The truth is that most artworks sell because they match the ottoman, or the curtains, or fit the blank spaces on the wall. To be sure, artistic composition and technical execution come into play. But, by and large, art is purchased as decoration and needs to fit in with the surrounding decor. And there are no blank spaces on the wall more wanting of art than the tall and narrow spaces between the large windows of contemporary homes, a perfect place for vertical panoramas.
But… human eyes have a field of view that is distinctly horizontal, presumably because we had no evolutionary predators that hunted us from above. Perhaps if Hatzegopteryx had made it to the Pleistocene era, things would be different. But as it is, a healthy pair of human eyes can see about 180 degrees horizontally and 130 degrees vertically without eye or head movement. This field of view has an aspect ratio somewhere between 3:2 and 4:3, which are conspicuously the two most common aspect ratios of digital cameras. But human vision is not static, rather our eyes are constantly scanning our surroundings and the visual cortex of the brain continuously builds an image that is broader than our static field of view. This field of vision can encompass a horizontal view as great as 270 degrees without head movement, giving our field of vision an aspect ratio of about 2:1, the same proportion as some panoramas. Horizontal panoramas are appealing precisely because they emulate our natural field of vision. We are horizontal creatures and as a consequence, vertical panoramas tend to be the last composition that occurs to landscape photographers.
Art as decoration aside, vertical panoramas can be very compelling compositions in their own right. They can add a sense of scale to vertical subjects that is often lost in horizontal compositions. Tall trees, narrow slot canyons, wispy waterfalls and soaring summits all lend themselves to tall and narrow compositions. Indeed, vertical panoramas are often the best way to isolate and showcase some subjects. The rules of composition for vertical panoramas can be slightly different than for their more squat counterparts. The rule of thirds (dividing a composition vertically into thirds) doesn’t apply as well here. The rule of fourths or fifths works better for vertical panoramas. The sky and corresponding reflection in “Alpine Glow of the Winds” both occupy about a fifth of the composition. If I had used the rule of thirds, there would have been too much empty space and the scale of the subject would have been diminished. As a general rule, the closer your subject reaches to the top edge of the frame, the taller your subject appears. The strongest composition is, of course, your artistic choice to make.

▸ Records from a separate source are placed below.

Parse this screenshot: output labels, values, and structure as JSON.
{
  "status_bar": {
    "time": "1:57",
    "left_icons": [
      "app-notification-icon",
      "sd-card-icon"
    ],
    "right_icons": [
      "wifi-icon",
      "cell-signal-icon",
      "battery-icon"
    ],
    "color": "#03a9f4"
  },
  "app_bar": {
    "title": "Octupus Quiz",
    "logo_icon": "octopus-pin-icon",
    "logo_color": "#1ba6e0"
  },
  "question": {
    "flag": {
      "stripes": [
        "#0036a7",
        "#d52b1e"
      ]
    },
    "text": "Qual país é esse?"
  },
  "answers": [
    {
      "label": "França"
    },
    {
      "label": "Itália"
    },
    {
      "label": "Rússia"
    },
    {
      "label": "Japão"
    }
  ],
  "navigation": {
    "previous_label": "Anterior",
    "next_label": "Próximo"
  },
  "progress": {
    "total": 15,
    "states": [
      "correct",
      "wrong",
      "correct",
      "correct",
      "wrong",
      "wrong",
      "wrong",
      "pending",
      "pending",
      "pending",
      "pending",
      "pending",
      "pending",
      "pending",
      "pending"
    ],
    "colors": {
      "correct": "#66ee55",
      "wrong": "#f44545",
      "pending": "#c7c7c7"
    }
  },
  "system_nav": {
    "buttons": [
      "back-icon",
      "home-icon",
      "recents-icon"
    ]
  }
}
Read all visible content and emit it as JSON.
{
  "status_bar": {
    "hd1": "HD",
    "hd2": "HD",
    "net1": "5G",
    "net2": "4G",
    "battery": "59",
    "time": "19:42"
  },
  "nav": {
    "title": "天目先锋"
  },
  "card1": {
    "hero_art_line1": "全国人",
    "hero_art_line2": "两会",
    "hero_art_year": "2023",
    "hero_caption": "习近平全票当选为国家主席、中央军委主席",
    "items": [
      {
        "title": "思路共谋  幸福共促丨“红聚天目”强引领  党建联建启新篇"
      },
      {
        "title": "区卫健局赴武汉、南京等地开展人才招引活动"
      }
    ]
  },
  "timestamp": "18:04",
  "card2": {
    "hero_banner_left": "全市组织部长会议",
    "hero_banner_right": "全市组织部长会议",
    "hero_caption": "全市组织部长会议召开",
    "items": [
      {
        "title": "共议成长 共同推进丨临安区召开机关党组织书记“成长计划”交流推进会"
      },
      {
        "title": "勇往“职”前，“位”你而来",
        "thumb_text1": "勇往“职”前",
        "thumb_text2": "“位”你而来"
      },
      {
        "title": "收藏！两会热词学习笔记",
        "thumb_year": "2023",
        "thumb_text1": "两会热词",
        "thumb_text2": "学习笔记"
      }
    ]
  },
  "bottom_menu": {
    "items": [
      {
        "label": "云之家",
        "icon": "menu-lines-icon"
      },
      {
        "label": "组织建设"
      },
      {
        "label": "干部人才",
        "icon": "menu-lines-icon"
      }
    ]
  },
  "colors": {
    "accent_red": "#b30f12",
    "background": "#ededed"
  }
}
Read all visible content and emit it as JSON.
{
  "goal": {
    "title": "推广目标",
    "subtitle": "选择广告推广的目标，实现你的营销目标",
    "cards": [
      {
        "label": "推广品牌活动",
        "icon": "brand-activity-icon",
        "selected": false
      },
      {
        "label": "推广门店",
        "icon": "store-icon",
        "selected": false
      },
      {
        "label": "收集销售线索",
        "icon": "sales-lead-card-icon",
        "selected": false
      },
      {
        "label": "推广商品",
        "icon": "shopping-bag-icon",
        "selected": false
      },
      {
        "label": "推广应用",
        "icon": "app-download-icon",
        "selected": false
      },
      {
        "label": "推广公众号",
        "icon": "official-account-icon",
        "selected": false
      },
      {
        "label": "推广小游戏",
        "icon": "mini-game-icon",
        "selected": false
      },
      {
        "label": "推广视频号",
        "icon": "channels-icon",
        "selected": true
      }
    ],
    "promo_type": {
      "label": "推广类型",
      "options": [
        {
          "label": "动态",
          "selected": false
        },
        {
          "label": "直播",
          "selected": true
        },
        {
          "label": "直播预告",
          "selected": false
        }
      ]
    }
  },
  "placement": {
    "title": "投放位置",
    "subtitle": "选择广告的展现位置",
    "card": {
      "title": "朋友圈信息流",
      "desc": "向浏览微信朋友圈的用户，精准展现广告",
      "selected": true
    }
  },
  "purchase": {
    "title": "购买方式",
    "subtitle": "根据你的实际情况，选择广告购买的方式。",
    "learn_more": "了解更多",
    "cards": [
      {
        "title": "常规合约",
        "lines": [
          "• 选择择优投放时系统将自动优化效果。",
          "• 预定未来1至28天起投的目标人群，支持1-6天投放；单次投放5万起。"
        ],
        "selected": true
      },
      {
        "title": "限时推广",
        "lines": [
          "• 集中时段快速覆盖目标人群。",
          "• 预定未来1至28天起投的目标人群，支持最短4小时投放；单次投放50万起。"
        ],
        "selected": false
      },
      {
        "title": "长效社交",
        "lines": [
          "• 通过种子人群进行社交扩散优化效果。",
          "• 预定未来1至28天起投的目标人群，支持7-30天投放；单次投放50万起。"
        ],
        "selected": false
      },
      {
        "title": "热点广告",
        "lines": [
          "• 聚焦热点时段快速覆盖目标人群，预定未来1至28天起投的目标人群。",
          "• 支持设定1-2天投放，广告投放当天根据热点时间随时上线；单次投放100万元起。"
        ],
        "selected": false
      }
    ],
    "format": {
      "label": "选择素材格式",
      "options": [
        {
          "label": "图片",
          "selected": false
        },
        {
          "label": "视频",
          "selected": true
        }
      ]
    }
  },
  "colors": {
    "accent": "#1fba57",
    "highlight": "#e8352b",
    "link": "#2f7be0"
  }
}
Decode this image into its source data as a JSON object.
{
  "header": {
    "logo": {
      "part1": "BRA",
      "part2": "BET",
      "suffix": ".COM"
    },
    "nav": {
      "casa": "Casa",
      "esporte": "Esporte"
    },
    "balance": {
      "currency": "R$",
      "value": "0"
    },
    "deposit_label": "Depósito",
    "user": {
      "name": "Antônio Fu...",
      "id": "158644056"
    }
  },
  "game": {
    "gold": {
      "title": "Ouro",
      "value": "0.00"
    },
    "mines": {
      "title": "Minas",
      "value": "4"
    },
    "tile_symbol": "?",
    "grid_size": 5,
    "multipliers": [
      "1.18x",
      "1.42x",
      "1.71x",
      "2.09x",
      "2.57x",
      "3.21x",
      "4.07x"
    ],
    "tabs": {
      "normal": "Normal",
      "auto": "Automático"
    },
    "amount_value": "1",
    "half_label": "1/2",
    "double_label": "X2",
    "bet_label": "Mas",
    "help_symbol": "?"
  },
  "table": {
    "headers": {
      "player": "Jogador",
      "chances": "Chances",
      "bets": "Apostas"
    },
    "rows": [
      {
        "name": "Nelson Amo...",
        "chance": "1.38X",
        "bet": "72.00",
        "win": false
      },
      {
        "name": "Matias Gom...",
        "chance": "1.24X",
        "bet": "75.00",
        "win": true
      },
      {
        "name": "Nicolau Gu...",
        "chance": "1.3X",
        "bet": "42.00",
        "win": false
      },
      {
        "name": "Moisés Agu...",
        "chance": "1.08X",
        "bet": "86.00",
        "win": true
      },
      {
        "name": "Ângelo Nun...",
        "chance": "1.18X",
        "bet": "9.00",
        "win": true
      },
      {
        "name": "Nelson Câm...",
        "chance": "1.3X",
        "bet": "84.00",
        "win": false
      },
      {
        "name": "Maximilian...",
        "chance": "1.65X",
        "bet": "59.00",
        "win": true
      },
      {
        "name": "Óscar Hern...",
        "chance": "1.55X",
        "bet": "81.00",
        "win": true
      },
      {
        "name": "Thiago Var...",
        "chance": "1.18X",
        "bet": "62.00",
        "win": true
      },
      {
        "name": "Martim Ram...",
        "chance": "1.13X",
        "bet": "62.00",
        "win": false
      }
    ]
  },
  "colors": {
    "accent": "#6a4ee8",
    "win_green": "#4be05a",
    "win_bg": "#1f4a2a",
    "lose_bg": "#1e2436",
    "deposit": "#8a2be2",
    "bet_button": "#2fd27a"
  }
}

Just as with horizontal panoramas, vertical panoramas can be created in one of two ways, cropping or stitching. Cropping a single image to emphasize the vertical scale of your subject is a simple task that can be explored in your image editing program. Image editors provide the luxury of experimenting in real time and changing the crops until you’re satisfied. The disadvantage of cropping is the loss of megapixels. And megapixels determine how large you can print. “Alpine Glow of the Winds” was cropped from a high resolution scan of medium format, 6x7cm Fuji Velvia film. The cropped file in this case is 4800×12000 pixels, or about 57mp, enough to print a panorama about 4 feet tall. Making the same crop of an image from a 24mp DSLR, however, would leave only about 12mp to work with, and result in a significantly smaller print. Whether cropping is right for you depends on your camera’s resolution and how large you’d like to print.
If you want to go big, stitching is the answer. Since the quality of the stitched image depends on careful composition and image alignment, you won’t be surprised that I recommend using a tripod. There are a few basic rules to follow when shooting multiple frames for any panorama, horizontal or vertical. First, level your tripod so that the panning motion of the tripod head isn’t tilted. Tilted frames will require more cropping and some of the resolution advantage of shooting multiple frames will be lost. Second, lock your exposure so that adjacent frames have the same exposure. You want all the frames for a panorama stitch to have the same exposure so that the finished image is consistent and looks like it was from a single frame. And finally, overlap your frames at least 25% so that there are enough common elements between frames for good alignment. This usually requires doing a dry run from the start to the end of your composition to see how many frames are needed for good overlap. These basic rules apply to panoramas created from multiple frames, regardless of orientation.
Creating a set of images to stitch a vertical panorama, however, presents some unique challenges. The panning bases on most tripod ball heads, the most common type used in the field, are designed to pan horizontally, not vertically. In their normal orientation, you cannot isolate the vertical axis and panning vertically is no more accurate than hand holding. Aside from buying a specially designed ball or gimbal head (read expensive – Arca Swiss Monoball Z1dp) for vertical panning, there are thankfully some other options. Many ball heads allow you to unscrew the camera attachment plate, remove the ball head from the tripod, reattach it upside down, and attach the camera plate directly to the underside of the panning base. Operating a ball head upside down puts the panning base on top and allows you to pan vertically by tilting the panning base perpendicular to your leveled tripod. An upside down ball head also functions as a leveler for the panning base, allowing you to create perfectly aligned horizontal panoramas without leveling your tripod. The only drawback to this method is that the camera can only be in a vertical orientation while panning vertically and a horizontal orientation when panning horizontally.